Okay, but what about the science? Just like a broken clock is right twice a day, the fact that the previous administration got the vaccine thing right, more or less, is no reason to ignore the hard data suggesting that for vaccinated people the pandemic is effectively over. Yes, for a vaccinated person to continue to wear a mask in some situations is courteous and kind, in the sense that it helps allay the anxiety of those who cannot accept the science -- and, along the way, it identifies you as someone who almost certainly voted a certain way in the last election.

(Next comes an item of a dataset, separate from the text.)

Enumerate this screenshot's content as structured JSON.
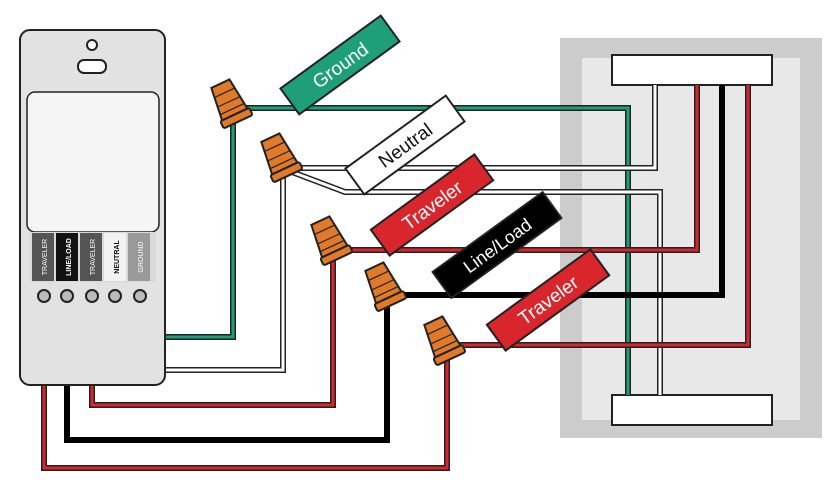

But, as the July 5 episode of Slavitt's fabulous podcast (In the Bubble) made clear, there is no reason to be anxious. The two experts who were guests on that program -- epidemiologist Caitlin Rivers and physician Farzad Mostashari -- admitted that even as to unvaccinated children, the risk at this point is comparable to garden variety influenza. And, pre-pandemic, nobody was talking about keeping kids at home, or subjecting themselves to other draconian social distancing regimes, was appropriate during flu season.


This, in turn, got me to thinking about the visceral basis of everyone's partisan and small-p political leanings. The pandemic has made me realize that my votes have skewed toward the left (e.g., I have only failed to vote for the Democratic presidential nominee once since I started voting in 1976) not because I am a communitarian at heart but because I'm an individualist with troublemaking and iconoclastic instincts. I abhor hegemony and oppression, everywhere these things rear their head -- from pre-Civil War slave owners to the CEOs of Big Pharma firms charging usurious prices because the law governing patents, exclusivity, and Medicaid/Medicare allow them to do that.


But, I have come to realize, I find common purpose with my Republican friends when it comes to personal freedom and autonomy. As my spouse said to me at the height of the pandemic: Let's face it, Don, you just hate it when other people are telling you what to do!


Ultimately I hope all of us find ways to transcend our visceral responses to the challenges of our time, and our partisan sympathies, in favor of a "do what works" approach and an understanding that all of us want security and a reason to place hope in the future. Vaccines have always been "what works" for me; I'm the guy who got the Shingrix vaccine (against shingles) on his birthday because that was the first day my health insurance would pay for it. If the science says that the Covid-19 vaccines effectively put the pandemic in the rear view mirror, at least for the vaccinated, I think each of us should get to rely on that truth, leaving to another day the question of how the heck we as a culture will ever again rise to any challenge that requires individual sacrifice and community spirit.


Almost all of us, after all, are the descendants of immigrants (both voluntary and involuntary). For good or ill, in light of that legacy s it really a surprise that we aren't responding to the pandemic the way they did in Hong Kong or Helsinki?